LE GARÇON ET LE HÉRON démarre avec un souvenir aussi magnifique que douloureux. Après des années de films d’animation en image de synthèse, il ne suffit que de quelques minutes pour être sous le charme des dessins à la main d’Hayao Miyazaki et de ses équipes. Le bombardement de Tokyo, la course folle du jeune Mahito et le feu embrasant l’hôpital de la ville… le spectacle serait insoutenable si l’animation ne le rendait pas aussi beau, les flammes consumant les personnages secondaires, ne faisant qu’un avec eux.
Le cœur du récit du GARÇON ET LE HÉRON commence ainsi quelques années après cette tragédie. Mahito déménage alors à la campagne, toujours paralysé par le décès de sa mère. Sans hâte, le long-métrage laisse au héros l’espace dont il a besoin pour exprimer son chagrin. Second personnage principal masculin après Ashitaka dans Princesse Mononoké, Mahito tranche avec les héroïnes audacieuses de Miyazaki.
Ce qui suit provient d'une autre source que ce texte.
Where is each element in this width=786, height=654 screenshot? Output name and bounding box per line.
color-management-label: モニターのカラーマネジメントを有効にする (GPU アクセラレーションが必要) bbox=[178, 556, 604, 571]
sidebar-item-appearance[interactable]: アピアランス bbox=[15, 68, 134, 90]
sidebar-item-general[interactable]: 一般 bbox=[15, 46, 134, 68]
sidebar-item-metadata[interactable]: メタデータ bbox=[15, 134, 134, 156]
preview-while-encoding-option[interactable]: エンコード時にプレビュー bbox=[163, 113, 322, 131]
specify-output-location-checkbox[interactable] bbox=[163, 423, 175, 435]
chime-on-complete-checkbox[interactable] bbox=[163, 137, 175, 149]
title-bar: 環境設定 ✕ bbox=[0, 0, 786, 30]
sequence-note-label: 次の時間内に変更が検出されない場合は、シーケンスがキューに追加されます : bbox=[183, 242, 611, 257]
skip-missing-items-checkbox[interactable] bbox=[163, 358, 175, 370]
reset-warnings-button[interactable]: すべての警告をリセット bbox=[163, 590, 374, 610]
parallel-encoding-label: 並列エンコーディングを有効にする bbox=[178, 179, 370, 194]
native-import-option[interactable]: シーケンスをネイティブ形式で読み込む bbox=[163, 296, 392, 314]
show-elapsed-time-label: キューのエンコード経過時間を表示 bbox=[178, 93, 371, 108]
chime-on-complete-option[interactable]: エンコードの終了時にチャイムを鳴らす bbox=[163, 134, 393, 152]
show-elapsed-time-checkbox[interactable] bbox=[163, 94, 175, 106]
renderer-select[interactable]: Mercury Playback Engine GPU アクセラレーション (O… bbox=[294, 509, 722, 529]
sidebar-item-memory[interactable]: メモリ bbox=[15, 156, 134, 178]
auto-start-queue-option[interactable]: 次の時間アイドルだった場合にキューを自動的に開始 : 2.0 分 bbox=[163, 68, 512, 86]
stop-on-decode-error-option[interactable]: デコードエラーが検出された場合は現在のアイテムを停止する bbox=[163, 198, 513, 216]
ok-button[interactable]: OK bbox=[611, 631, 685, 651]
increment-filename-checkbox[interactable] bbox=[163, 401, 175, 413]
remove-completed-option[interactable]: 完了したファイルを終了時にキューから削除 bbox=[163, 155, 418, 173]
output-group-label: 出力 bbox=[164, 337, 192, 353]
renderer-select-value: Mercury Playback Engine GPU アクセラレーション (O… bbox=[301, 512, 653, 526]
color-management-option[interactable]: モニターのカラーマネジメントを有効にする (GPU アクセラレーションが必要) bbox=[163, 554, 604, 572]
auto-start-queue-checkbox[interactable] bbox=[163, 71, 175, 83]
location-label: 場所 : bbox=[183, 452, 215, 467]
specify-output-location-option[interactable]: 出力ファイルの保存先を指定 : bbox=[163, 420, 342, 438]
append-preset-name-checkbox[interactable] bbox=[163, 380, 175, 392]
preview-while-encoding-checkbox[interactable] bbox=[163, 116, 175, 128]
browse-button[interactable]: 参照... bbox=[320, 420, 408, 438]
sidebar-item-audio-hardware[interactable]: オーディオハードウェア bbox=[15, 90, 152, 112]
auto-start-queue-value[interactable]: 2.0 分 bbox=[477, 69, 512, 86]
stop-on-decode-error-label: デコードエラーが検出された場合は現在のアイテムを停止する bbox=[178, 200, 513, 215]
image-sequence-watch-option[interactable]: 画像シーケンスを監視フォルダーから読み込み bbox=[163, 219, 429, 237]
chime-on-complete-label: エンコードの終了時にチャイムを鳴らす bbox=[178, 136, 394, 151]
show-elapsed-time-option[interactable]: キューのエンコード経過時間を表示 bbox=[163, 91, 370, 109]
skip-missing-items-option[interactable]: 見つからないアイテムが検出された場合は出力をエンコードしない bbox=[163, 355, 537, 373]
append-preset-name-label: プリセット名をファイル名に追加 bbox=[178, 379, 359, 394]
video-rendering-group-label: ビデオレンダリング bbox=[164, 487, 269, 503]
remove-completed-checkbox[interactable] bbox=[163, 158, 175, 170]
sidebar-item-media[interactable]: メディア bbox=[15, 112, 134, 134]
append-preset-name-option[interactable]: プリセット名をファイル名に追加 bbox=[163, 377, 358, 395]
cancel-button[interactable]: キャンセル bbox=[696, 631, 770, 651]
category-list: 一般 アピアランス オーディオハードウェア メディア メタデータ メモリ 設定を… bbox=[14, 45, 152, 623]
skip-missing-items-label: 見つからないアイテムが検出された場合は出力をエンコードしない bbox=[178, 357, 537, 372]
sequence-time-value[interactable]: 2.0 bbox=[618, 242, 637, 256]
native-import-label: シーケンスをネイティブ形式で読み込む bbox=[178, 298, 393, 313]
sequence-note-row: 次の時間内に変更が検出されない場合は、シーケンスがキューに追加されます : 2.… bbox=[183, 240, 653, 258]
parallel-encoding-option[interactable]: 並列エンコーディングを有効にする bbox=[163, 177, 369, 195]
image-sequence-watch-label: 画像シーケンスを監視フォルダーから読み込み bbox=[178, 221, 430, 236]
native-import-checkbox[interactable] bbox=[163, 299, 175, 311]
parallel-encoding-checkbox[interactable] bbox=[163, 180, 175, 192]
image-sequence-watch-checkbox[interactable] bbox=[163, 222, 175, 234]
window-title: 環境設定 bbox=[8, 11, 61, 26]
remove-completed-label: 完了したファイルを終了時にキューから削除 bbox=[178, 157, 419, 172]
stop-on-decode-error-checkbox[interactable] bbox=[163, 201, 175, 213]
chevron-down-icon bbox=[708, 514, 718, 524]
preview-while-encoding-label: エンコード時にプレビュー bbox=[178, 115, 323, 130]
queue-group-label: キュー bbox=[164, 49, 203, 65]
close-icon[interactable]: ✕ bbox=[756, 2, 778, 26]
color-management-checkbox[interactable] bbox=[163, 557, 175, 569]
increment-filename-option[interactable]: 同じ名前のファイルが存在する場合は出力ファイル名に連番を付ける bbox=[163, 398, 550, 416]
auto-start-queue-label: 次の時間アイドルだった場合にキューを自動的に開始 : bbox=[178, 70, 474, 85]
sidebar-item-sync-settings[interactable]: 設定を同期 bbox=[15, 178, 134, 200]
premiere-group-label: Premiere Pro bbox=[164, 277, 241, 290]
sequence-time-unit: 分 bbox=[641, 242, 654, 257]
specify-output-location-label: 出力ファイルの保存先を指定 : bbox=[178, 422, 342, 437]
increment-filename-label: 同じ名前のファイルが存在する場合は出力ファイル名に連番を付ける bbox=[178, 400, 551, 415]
Mais malgré son héros réservé et distant, le long-métrage réussit à captiver le public avec ses personnages secondaires dont Miyazaki a le secret. Accompagné d’une grand-mère espiègle et d’un héron cendré plutôt déplaisant, Mahito part à la recherche de sa défunte mère, traversant un portail entre les mondes.
Dans ce nouveau monde, Hayao Miyazaki retrouve alors des thématiques qui lui sont chères et auxquelles il apporte toute sa magie et son savoir-faire : des animaux anthropomorphes, des personnages aux pouvoirs magiques, une scène culinaire délicieuse mais aussi d’adorables petits esprits. Entre la vie et la mort, le passé et le futur, LE GARÇON ET LE HÉRON offre à son réalisateur la possibilité de donner vie à un film-somme qui semble tisser un lien imaginaire entre toutes ses précédentes œuvres. Impossible, en suivant les aventures de Mahito, de ne pas penser au Château ambulant ou aux susuwatari de Chihiro.
Aussi, si le long-métrage ne regorge pas de surprises, il entoure les spectateurs d’une douceur familière et réconfortante. Avec une fin poétique, LE GARÇON ET LE HÉRON révèle ce que l’on soupçonnait déjà, Hayao Miyazaki ne s’incarne pas ici dans le jeune Mahito mais dans son aïeul. À travers ce personnage, le réalisateur semble s’adresser à son fils dont le travail a souvent pâti de l’aura du père, notamment à l’occasion de la sortie des Contes de Terremer (2006). Apaisant, le long-métrage vient expliquer que cela ne sert finalement à rien d’être le successeur de Hayao Miyazaki mais qu’il faut continuer à rêver, créer et vivre.
Réflexion d’un homme sur sa propre mortalité, sur son héritage et sur ceux qui attendent de lui succéder, LE GARÇON ET LE HÉRON apporte une réponse aussi philosophique que poétique à la question “Et vous, comment vivez-vous ?”. Si Hayao Miyazaki a déjà annoncé être en train de travailler sur un nouveau projet, ce film restera certainement comme son chant du cygne à destination de son fils mais aussi du public qui devra un jour faire le deuil de ce réalisateur de génie.